Some airlines, though, managed to restructure successfully . . .
* Continental Airlines: Continental first filed for bankruptcy in 1983 and emerged three years later, only to file again in 1991. It lowered wages and benefits but maintained a decent relationship with employees and put a skilled management team in place before emerging in 1993. Today, Continental is one of the strongest of the large carriers. It reported a profit in the second quarter even though most airlines posted steep losses.
* America West: The airline filed for bankruptcy in 1991 and emerged in 1994. Undertook a major financial restructuring under bankruptcy, renegotiating leases, gates, employee contracts and debt terms. Sold some routes and aircraft and changed the management team. Now in final stages of approval to acquire bankrupt US Airways.
Others are trudging through Chapter 11 now . . .
* ATA Airlines: After filing in October 2004, ATA has outsourced some work, cut jobs and linked some flights with Southwest Airlines under a partnership in which they jointly sell tickets. Sold some gates at Chicago's Midway Airport to Southwest. It is trying to raise $100 million to exit bankruptcy; recently said it might need another $50 million to continue operating through the end of the year. Also faces possible strike by pilots.
* United Airlines: In bankruptcy since December 2002, United has cut $7 billion in costs, wrangled two rounds of wage and benefits cuts from workers, created a new low-cost airline called Ted, boosted international flights, lowered domestic capacity, terminated pension plans. After many delays, plans to file its reorganization plan by early September, which will kick off its exit from bankruptcy. Company still must line up exit financing.
* US Airways: The airline filed for bankruptcy for the second time in two years in 2004. Slashed worker pay by $1 billion a year and shed $3 billion in pension obligations but has been hammered by fallout from a staff shortage around the Christmas holiday of 2004 and still bleeding red ink. On track to close merger with America West. The new airline, which will be the nation's fifth largest, will be headquartered in Phoenix and plans to provide service to more than 200 cities across the U.S., Canada, Mexico, the Caribbean and Europe. It will be funded by $1.5 billion in new capital.
And several are on the verge . . .
* Delta Air Lines: Delta narrowed its loss in the second quarter but lags the rest of the industry in some key operation areas. The airline is teetering on the brink of bankruptcy and is developing a restructuring plan. Deferred delivery of eight Boeing aircraft from next year to 2008, and the company said its seating capacity this year won't increase as much as expected. Delta faces mounting fuel costs and competition from discount carriers. Plans to cut 7,000 jobs as part of its restructuring plan and reiterated that it may have to seek bankruptcy protection if it can't reduce costs enough. However, the airline announced this month that it will sell its regional carrier, Delta Connection, for $425 million.

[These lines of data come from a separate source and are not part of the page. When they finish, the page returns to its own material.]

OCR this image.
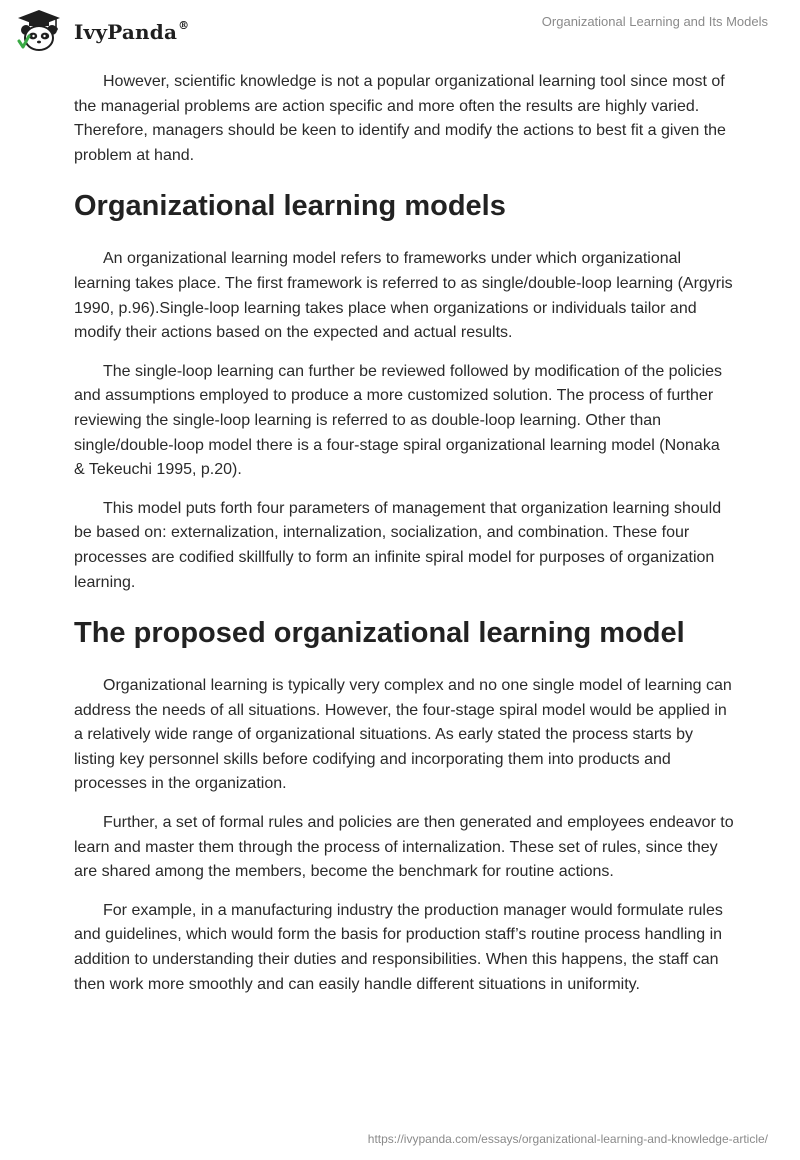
IvyPanda®	Organizational Learning and Its Models

However, scientific knowledge is not a popular organizational learning tool since most of the managerial problems are action specific and more often the results are highly varied. Therefore, managers should be keen to identify and modify the actions to best fit a given the problem at hand.

Organizational learning models

An organizational learning model refers to frameworks under which organizational learning takes place. The first framework is referred to as single/double-loop learning (Argyris 1990, p.96).Single-loop learning takes place when organizations or individuals tailor and modify their actions based on the expected and actual results.

The single-loop learning can further be reviewed followed by modification of the policies and assumptions employed to produce a more customized solution. The process of further reviewing the single-loop learning is referred to as double-loop learning. Other than single/double-loop model there is a four-stage spiral organizational learning model (Nonaka & Tekeuchi 1995, p.20).

This model puts forth four parameters of management that organization learning should be based on: externalization, internalization, socialization, and combination. These four processes are codified skillfully to form an infinite spiral model for purposes of organization learning.

The proposed organizational learning model

Organizational learning is typically very complex and no one single model of learning can address the needs of all situations. However, the four-stage spiral model would be applied in a relatively wide range of organizational situations. As early stated the process starts by listing key personnel skills before codifying and incorporating them into products and processes in the organization.

Further, a set of formal rules and policies are then generated and employees endeavor to learn and master them through the process of internalization. These set of rules, since they are shared among the members, become the benchmark for routine actions.

For example, in a manufacturing industry the production manager would formulate rules and guidelines, which would form the basis for production staff’s routine process handling in addition to understanding their duties and responsibilities. When this happens, the staff can then work more smoothly and can easily handle different situations in uniformity.

https://ivypanda.com/essays/organizational-learning-and-knowledge-article/
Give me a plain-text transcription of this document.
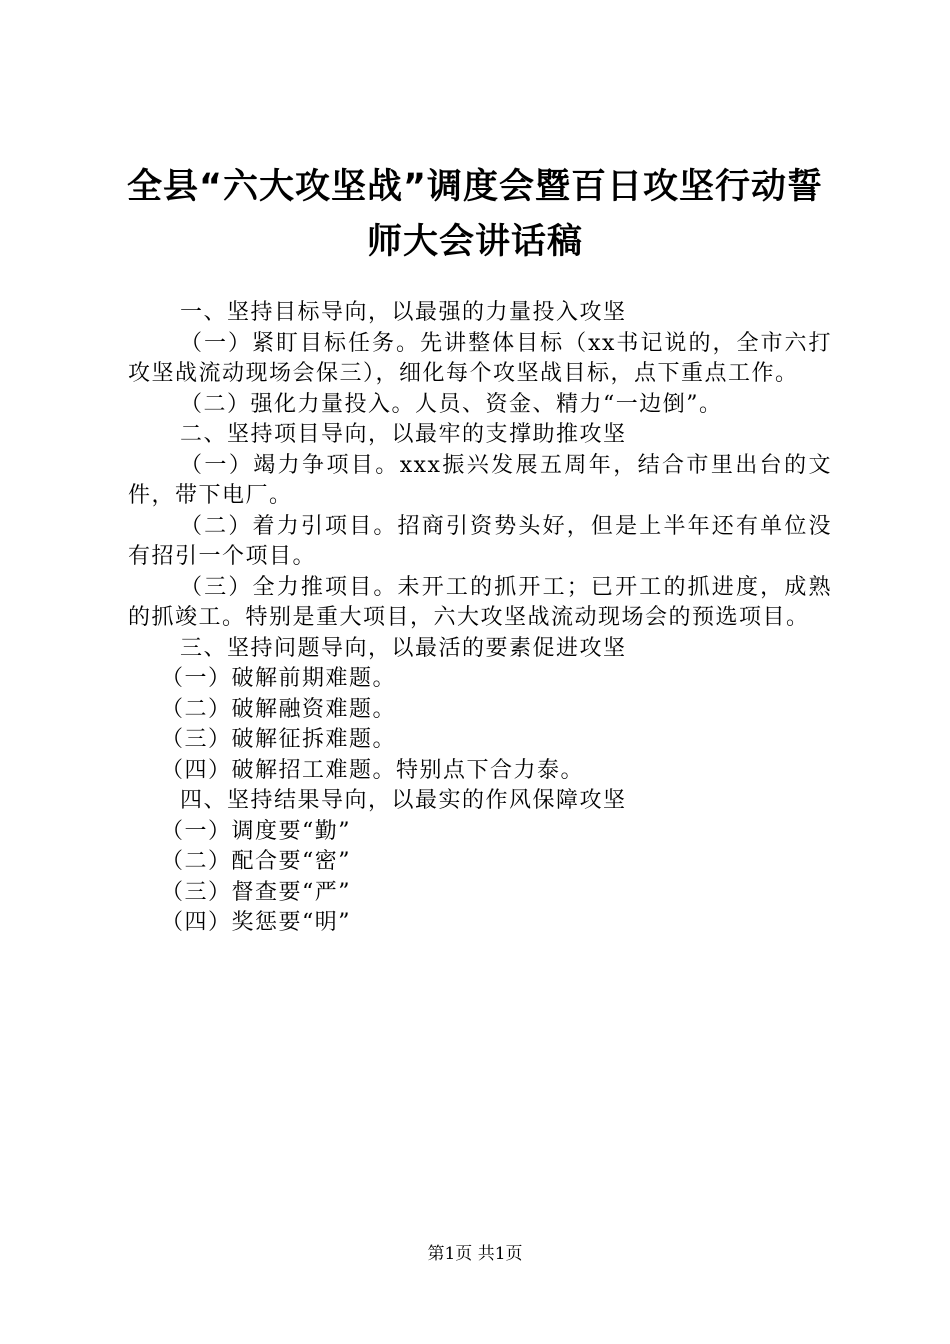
全县“六大攻坚战”调度会暨百日攻坚行动誓师大会讲话稿

一、坚持目标导向，以最强的力量投入攻坚

（一）紧盯目标任务。先讲整体目标（xx书记说的，全市六打攻坚战流动现场会保三），细化每个攻坚战目标，点下重点工作。

（二）强化力量投入。人员、资金、精力“一边倒”。

二、坚持项目导向，以最牢的支撑助推攻坚

（一）竭力争项目。xxx振兴发展五周年，结合市里出台的文件，带下电厂。

（二）着力引项目。招商引资势头好，但是上半年还有单位没有招引一个项目。

（三）全力推项目。未开工的抓开工；已开工的抓进度，成熟的抓竣工。特别是重大项目，六大攻坚战流动现场会的预选项目。

三、坚持问题导向，以最活的要素促进攻坚

（一）破解前期难题。

（二）破解融资难题。

（三）破解征拆难题。

（四）破解招工难题。特别点下合力泰。

四、坚持结果导向，以最实的作风保障攻坚

（一）调度要“勤”

（二）配合要“密”

（三）督查要“严”

（四）奖惩要“明”

第1页 共1页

* Northwest Airlines: The airline is losing $4 million a day as fuel expenses more than doubled. Achieved just $300 million of the $1.1 billion in targeted annual savings last year through new contracts with pilots and salaried workers. Northwest's mechanics are on strike. The carrier said it would reduce its growth plan for the year by scaling back seat and flight additions in the second half of the year. Seeking wage, benefit and pension concessions from its unionized workers, who executives say are the highest- paid of any airline. CEO says company could have to file for Chapter 11 if it fails to reduce labor costs and delay some pension contributions.